Named after the historic port city in Goa, the warship has around 75% indigenous content.

India has achieved a new milestone in indigenous warship building. The Indian Navy has commissioned the indigenously built guided missile destroyer INS Mormugao. But do you know what it is?

INS Mormugao

INS Mormugao is the second of four Visakhapatnam'-class destroyers, which are classed as P-15B stealth, guided-missile destroyers. A ship 'class' describes a group of vessels of similar tonnage, usage, capabilities, and weaponry.

The warship has been named after the historic port city in the coastal State of Goa.
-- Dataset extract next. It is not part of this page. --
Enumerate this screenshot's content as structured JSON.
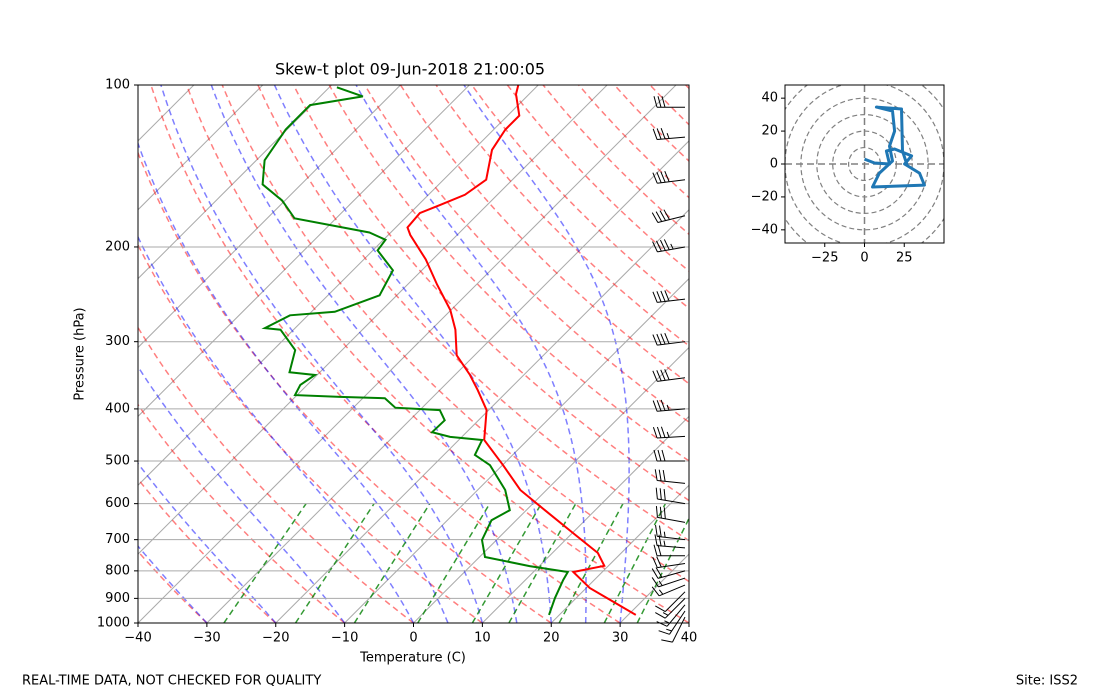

Built by the Mazagon Dock Shipbuilders Limited (MDSL), the ship was commissioned a day before the Goa Liberation Day celebrations.

The ship was launched by then Defence Minister late Manohar Parrikar on September 17, 2016. INS Mormugao undertook its first sea sortie on December 19 last year, when Goa celebrated its 60 years of liberation from Portuguese rule.

Since the ship has been designed by the Indian Navy's Warship Design Bureau, it has around 75% indigenous content.

INS Mormugao and the other three ships in the class are 163 metre long and 17.4 metre wide, with a displacement of 7,300 tonnes.

They are operated by a crew of 350, including 50 officers and 250 sailors. Accommodation and working areas have superior ergonomics and habitability compared with its predecessor classes.


It can fight under nuclear, biological and chemical warfare conditions.

Propelled by four powerful gas turbines, the warship is capable of achieving speeds of over 30 knots.

Besides being equipped with surface-to-surface and surface-to-air missiles, it has modern surveillance radar that helps in getting target data to the weapon systems.